My main issue is that it's becoming increasingly common for obvious, glaring bugs make it into the release. Stuff that is just inexcusable and simply couldn't have been missed by the developers. My implication is that games are being released knowingly in these buggy states, and then the developers act like, "Oh, thanks for reporting these bugs! We'll hopefully have a patch out in a few weeks to address them!"

That's a fair point of frustration, for sure. I would just try to remember that in many (I would posit most) cases, games releasing in such a state isn't the fault of the developers but rather the publisher or, if they're one and the same, top company brass who are forcing such games to release before they're ready in order to hit established release dates.
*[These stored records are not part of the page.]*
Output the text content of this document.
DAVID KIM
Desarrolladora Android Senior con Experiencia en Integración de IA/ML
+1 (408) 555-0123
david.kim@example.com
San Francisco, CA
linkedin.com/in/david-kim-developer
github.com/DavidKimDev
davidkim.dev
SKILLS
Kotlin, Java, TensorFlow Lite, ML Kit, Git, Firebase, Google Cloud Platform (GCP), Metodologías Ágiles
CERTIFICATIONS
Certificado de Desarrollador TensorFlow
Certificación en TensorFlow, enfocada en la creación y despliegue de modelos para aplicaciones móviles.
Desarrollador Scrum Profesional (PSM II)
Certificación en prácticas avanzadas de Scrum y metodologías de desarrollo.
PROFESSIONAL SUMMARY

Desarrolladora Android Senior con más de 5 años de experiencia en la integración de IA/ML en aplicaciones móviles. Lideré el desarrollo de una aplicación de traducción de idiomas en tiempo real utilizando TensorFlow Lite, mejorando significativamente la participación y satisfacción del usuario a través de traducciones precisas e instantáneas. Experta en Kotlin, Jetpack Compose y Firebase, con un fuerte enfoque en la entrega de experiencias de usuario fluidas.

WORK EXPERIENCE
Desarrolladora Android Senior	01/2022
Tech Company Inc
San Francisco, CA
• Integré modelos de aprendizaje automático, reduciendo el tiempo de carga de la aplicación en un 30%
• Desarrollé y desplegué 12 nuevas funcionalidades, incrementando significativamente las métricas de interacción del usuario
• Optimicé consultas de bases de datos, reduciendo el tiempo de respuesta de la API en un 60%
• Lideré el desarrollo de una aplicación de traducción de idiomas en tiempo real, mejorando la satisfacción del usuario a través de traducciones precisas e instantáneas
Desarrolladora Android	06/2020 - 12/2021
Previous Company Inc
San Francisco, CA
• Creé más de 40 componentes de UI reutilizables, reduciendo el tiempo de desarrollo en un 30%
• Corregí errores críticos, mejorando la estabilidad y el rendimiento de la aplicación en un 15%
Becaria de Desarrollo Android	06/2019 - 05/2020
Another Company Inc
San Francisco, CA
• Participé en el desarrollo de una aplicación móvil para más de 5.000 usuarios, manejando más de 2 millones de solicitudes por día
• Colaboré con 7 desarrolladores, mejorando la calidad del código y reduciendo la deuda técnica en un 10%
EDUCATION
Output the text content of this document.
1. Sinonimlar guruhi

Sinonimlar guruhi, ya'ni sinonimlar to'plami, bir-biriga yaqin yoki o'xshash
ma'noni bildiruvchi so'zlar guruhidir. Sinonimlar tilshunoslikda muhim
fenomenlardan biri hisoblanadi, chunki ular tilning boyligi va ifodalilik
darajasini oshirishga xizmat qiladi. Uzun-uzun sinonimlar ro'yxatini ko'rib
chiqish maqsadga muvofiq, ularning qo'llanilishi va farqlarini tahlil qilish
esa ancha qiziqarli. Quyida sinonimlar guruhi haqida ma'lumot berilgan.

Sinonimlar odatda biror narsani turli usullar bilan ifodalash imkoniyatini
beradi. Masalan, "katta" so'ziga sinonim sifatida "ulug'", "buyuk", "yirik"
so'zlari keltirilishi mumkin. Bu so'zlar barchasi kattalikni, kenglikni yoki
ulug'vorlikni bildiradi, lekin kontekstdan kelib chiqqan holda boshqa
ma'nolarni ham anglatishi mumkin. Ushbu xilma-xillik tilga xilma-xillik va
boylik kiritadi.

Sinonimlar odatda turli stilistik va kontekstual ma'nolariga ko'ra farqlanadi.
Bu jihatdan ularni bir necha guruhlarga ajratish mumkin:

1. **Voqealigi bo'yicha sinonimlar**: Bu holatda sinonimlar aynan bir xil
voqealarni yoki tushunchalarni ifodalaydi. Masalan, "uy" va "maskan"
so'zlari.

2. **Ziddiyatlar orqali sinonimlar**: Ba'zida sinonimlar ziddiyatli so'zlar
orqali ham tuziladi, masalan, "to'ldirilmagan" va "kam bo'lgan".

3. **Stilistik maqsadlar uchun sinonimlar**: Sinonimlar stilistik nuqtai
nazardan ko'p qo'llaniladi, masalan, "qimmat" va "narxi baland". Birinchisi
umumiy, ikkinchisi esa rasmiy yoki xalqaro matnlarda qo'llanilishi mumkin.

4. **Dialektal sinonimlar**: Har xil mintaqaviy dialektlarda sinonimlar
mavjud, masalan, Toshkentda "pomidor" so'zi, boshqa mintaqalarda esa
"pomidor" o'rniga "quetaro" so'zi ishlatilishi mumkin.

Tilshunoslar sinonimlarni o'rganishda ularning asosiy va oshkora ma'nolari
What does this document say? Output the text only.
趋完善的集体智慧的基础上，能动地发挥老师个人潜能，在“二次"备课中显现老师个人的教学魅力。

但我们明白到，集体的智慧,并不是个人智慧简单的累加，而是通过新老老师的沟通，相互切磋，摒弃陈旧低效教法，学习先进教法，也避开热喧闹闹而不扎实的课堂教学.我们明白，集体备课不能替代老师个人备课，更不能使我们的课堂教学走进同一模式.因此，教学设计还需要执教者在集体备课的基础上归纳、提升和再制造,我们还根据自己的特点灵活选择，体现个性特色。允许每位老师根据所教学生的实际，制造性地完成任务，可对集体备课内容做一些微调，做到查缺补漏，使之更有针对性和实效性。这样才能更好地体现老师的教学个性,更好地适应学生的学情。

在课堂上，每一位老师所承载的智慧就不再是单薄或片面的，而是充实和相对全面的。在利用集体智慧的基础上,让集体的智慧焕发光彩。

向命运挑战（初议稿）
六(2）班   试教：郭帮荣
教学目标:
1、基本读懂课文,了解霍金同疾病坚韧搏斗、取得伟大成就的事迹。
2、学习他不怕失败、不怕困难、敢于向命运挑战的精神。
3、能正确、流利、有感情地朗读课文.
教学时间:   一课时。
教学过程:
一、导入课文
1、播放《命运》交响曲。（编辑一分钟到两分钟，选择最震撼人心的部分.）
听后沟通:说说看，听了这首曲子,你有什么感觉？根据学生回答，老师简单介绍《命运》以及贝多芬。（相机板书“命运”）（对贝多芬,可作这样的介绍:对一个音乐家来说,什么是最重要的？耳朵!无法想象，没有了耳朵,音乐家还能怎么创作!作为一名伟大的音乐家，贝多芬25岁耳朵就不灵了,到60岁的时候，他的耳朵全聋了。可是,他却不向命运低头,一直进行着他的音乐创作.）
In a perfect world this would never happen and games would be held back until they're totally ready for primetime, but money talks and the priority is usually making as much of it as possible before cleaning up any messes later on (hopefully).

The OP briefly mentioned day one patches but it seems obvious they're talking about games that remain buggy or perform poorly even after a day one patch.

They mentioned Skullgirls and Hat in Time as the reasons they made the thread, I don't know what the deal is with Skullgirls but Hat in Time is a mess on Switch. It's definitely the worst performing game I can recall playing in years, and not at all something I would consider common across all platforms.

Yeah, solid point. Some examples are egregiously worse than others, for sure; I haven't played A Hat in Time on Switch (or at all) but I too have heard it's a real mess, and Bloodstained was so bad that I went out of my way to trade my Switch backer copy for a PS4 retail copy. There are levels of acceptability here, for sure.
 
Oct 29, 2017
2,055
Now I see why the devs for A Hat in Time were so petulant initially about developing a Switch port, they didn't have what it takes to put out an adequate release.

They can take their clapping emojis and shove them up their asses.
 

giallo

Member
Oct 27, 2017
5,296
Seoul
This is why the Switch is, and will probably always be, my Nintendo first party and indie system. Games that are designed specifically for the Switch can look and play great (Astral Chain is a technical marvel given the Switch specs), but the system is DOA for AAA eighth gen ports. I mean, yeah, you can do it, but the concessions are way too much.

All I know is the Switch gave me Cuphead, and for that, I'm thankful.
 

Velezcora

Attempted to circumvent ban with alt account
Banned
Nov 16, 2017
3,124
Now I see why the devs for A Hat in Time were so petulant initially about developing a Switch port, they didn't have what it takes to put out an adequate release.

They can take their clapping emojis and shove them up their asses.

I'm playing A Hat in Time on Switch and it runs more than adequately for me in TV mode, handheld mode leaves something to be desired but its certainly serviceable.